Introduction : optimiser la consommation n’est pas seulement économiser l’électricité
Avec l’augmentation du nombre d’équipements d’impression 3D, les coûts énergétiques liés à l’électricité, à la climatisation, à l’air comprimé, au durcissement, au traitement thermique et à la manipulation des poudres deviennent progressivement visibles. Pour les clients industriels, la fabrication durable et l’empreinte carbone font également partie de l’évaluation de la chaîne d’approvisionnement. L’impression 3D offre en soi un potentiel de réduction du gaspillage matière, mais une planification de production inefficace, des équipements laissés longtemps en veille ou des reprises répétées en post-traitement peuvent, eux aussi, entraîner un gaspillage d’énergie.
1. Commencer par établir une base de mesure de la consommation énergétique
Avant d’optimiser, il faut savoir où l’énergie est consommée. Il est recommandé d’enregistrer la consommation par équipement, par procédé et par commande, notamment pendant la phase d’impression, le préchauffage, le refroidissement, la veille et le post-traitement. Pour les procédés sur lit de poudre, les temps de préchauffage et de refroidissement peuvent représenter une part importante du cycle total ; pour les procédés résine, le nettoyage, le durcissement et la ventilation doivent également être inclus. Ce n’est qu’en établissant des indicateurs de consommation par pièce, par unité de poids ou par volume de fabrication effectif qu’une comparaison pertinente devient possible.
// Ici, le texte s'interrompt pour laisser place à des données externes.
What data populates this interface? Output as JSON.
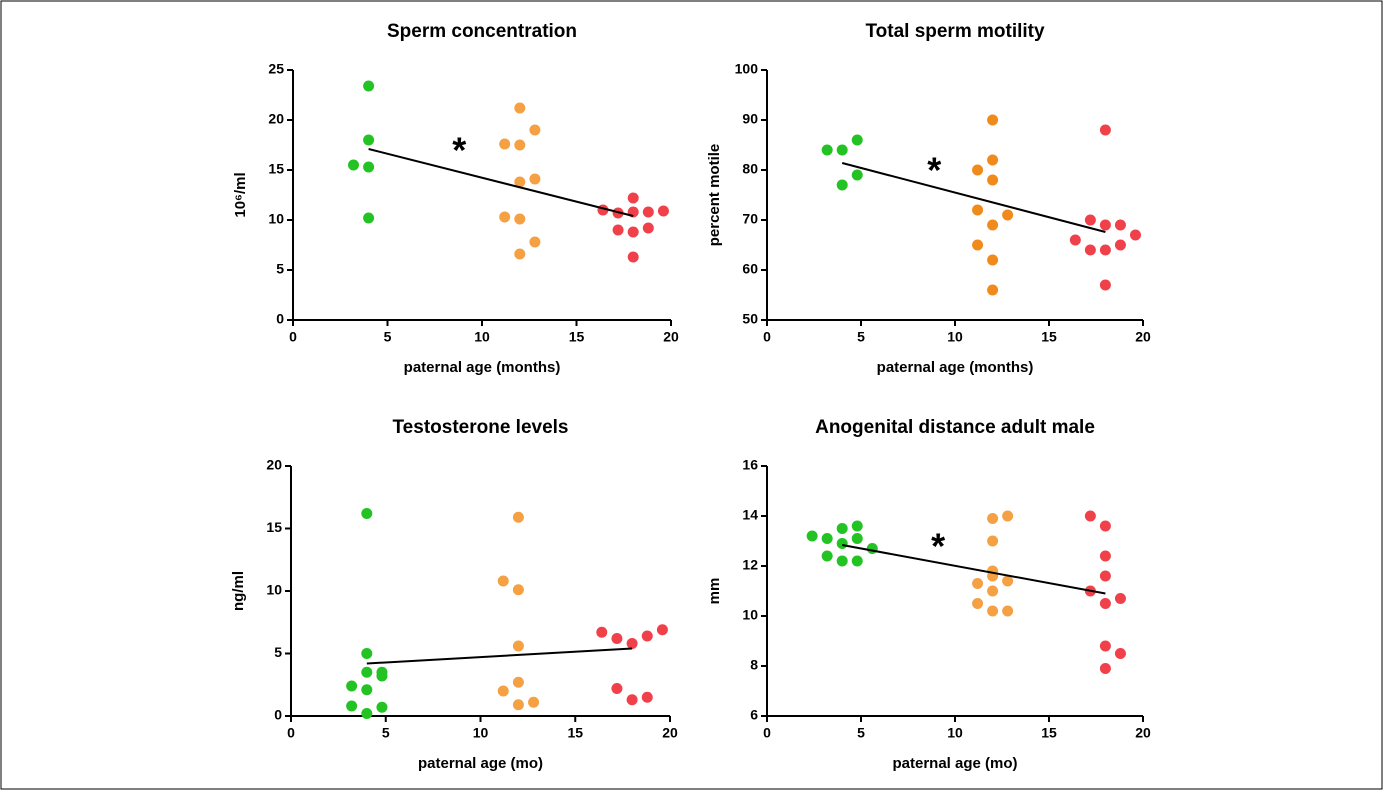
{
  "chart_data": [
    {
      "type": "scatter",
      "title": "Sperm concentration",
      "x_label": "paternal age (months)",
      "y_label": "10⁶/ml",
      "xlim": [
        0,
        20
      ],
      "xticks": [
        0,
        5,
        10,
        15,
        20
      ],
      "ylim": [
        0,
        25
      ],
      "yticks": [
        0,
        5,
        10,
        15,
        20,
        25
      ],
      "series": [
        {
          "color": "#22c322",
          "x": [
            4,
            4,
            3.2,
            4,
            4
          ],
          "values": [
            23.4,
            18,
            15.5,
            15.3,
            10.2
          ]
        },
        {
          "color": "#f5a042",
          "x": [
            11.2,
            12,
            12.8,
            12,
            12,
            12.8,
            11.2,
            12,
            12.8,
            12
          ],
          "values": [
            17.6,
            17.5,
            19,
            21.2,
            13.8,
            14.1,
            10.3,
            10.1,
            7.8,
            6.6
          ]
        },
        {
          "color": "#f0404a",
          "x": [
            16.4,
            17.2,
            18,
            18,
            17.2,
            18,
            18.8,
            18.8,
            19.6,
            18
          ],
          "values": [
            11,
            10.7,
            12.2,
            10.8,
            9,
            8.8,
            9.2,
            10.8,
            10.9,
            6.3
          ]
        }
      ],
      "trend": {
        "color": "#000000",
        "x": [
          4,
          18
        ],
        "values": [
          17.1,
          10.4
        ]
      },
      "annotations": [
        {
          "text": "*",
          "x": 8.8,
          "y": 17.5
        }
      ]
    },
    {
      "type": "scatter",
      "title": "Total sperm motility",
      "x_label": "paternal age (months)",
      "y_label": "percent motile",
      "xlim": [
        0,
        20
      ],
      "xticks": [
        0,
        5,
        10,
        15,
        20
      ],
      "ylim": [
        50,
        100
      ],
      "yticks": [
        50,
        60,
        70,
        80,
        90,
        100
      ],
      "series": [
        {
          "color": "#22c322",
          "x": [
            3.2,
            4,
            4.8,
            4,
            4.8
          ],
          "values": [
            84,
            84,
            86,
            77,
            79
          ]
        },
        {
          "color": "#f08a1a",
          "x": [
            12,
            12,
            12,
            12,
            12,
            12,
            11.2,
            11.2,
            11.2,
            12.8
          ],
          "values": [
            90,
            82,
            78,
            69,
            62,
            56,
            80,
            72,
            65,
            71
          ]
        },
        {
          "color": "#f0404a",
          "x": [
            18,
            18,
            18,
            18,
            16.4,
            17.2,
            17.2,
            18.8,
            18.8,
            19.6
          ],
          "values": [
            88,
            69,
            64,
            57,
            66,
            70,
            64,
            69,
            65,
            67
          ]
        }
      ],
      "trend": {
        "color": "#000000",
        "x": [
          4,
          18
        ],
        "values": [
          81.4,
          67.6
        ]
      },
      "annotations": [
        {
          "text": "*",
          "x": 8.9,
          "y": 81
        }
      ]
    },
    {
      "type": "scatter",
      "title": "Testosterone levels",
      "x_label": "paternal age (mo)",
      "y_label": "ng/ml",
      "xlim": [
        0,
        20
      ],
      "xticks": [
        0,
        5,
        10,
        15,
        20
      ],
      "ylim": [
        0,
        20
      ],
      "yticks": [
        0,
        5,
        10,
        15,
        20
      ],
      "series": [
        {
          "color": "#22c322",
          "x": [
            4,
            4,
            4,
            4,
            4,
            3.2,
            3.2,
            4.8,
            4.8,
            4.8
          ],
          "values": [
            16.2,
            5,
            3.5,
            2.1,
            0.2,
            2.4,
            0.8,
            3.5,
            3.2,
            0.7
          ]
        },
        {
          "color": "#f5a042",
          "x": [
            12,
            12,
            12,
            12,
            12,
            11.2,
            11.2,
            12.8
          ],
          "values": [
            15.9,
            10.1,
            5.6,
            2.7,
            0.9,
            10.8,
            2,
            1.1
          ]
        },
        {
          "color": "#f0404a",
          "x": [
            16.4,
            17.2,
            17.2,
            18,
            18,
            18.8,
            18.8,
            19.6
          ],
          "values": [
            6.7,
            6.2,
            2.2,
            5.8,
            1.3,
            6.4,
            1.5,
            6.9
          ]
        }
      ],
      "trend": {
        "color": "#000000",
        "x": [
          4,
          18
        ],
        "values": [
          4.2,
          5.4
        ]
      }
    },
    {
      "type": "scatter",
      "title": "Anogenital distance adult male",
      "x_label": "paternal age (mo)",
      "y_label": "mm",
      "xlim": [
        0,
        20
      ],
      "xticks": [
        0,
        5,
        10,
        15,
        20
      ],
      "ylim": [
        6,
        16
      ],
      "yticks": [
        6,
        8,
        10,
        12,
        14,
        16
      ],
      "series": [
        {
          "color": "#22c322",
          "x": [
            2.4,
            3.2,
            4,
            4.8,
            4,
            4.8,
            3.2,
            4,
            4.8,
            5.6
          ],
          "values": [
            13.2,
            13.1,
            13.5,
            13.6,
            12.9,
            13.1,
            12.4,
            12.2,
            12.2,
            12.7
          ]
        },
        {
          "color": "#f5a042",
          "x": [
            12,
            12,
            12,
            12,
            12,
            12,
            11.2,
            11.2,
            12.8,
            12.8,
            12.8
          ],
          "values": [
            13.9,
            13,
            11.8,
            11.6,
            11,
            10.2,
            11.3,
            10.5,
            14,
            11.4,
            10.2
          ]
        },
        {
          "color": "#f0404a",
          "x": [
            17.2,
            17.2,
            18,
            18,
            18,
            18,
            18,
            18,
            18.8,
            18.8
          ],
          "values": [
            14,
            11,
            13.6,
            12.4,
            11.6,
            10.5,
            8.8,
            7.9,
            10.7,
            8.5
          ]
        }
      ],
      "trend": {
        "color": "#000000",
        "x": [
          4,
          18
        ],
        "values": [
          12.84,
          10.9
        ]
      },
      "annotations": [
        {
          "text": "*",
          "x": 9.1,
          "y": 13
        }
      ]
    }
  ]
}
2. Augmenter le taux de chargement des lots pour réduire la consommation unitaire
Pour de nombreux équipements, la consommation de base n’est pas strictement proportionnelle au nombre de pièces chargées. Un regroupement judicieux des lots peut réduire de manière significative la consommation par pièce, en particulier pour les procédés SLS, MJF et les procédés métalliques sur lit de poudre. Toutefois, ce regroupement ne doit pas se faire au détriment des délais ni de la qualité ; il convient de constituer les lots selon le matériau, la couleur, les exigences de précision et la filière de post-traitement. Pour les commandes urgentes, il est possible d’utiliser de petits lots pour une livraison rapide ; pour les commandes standard, des règles de planification permettent d’améliorer le taux d’utilisation de la chambre de fabrication.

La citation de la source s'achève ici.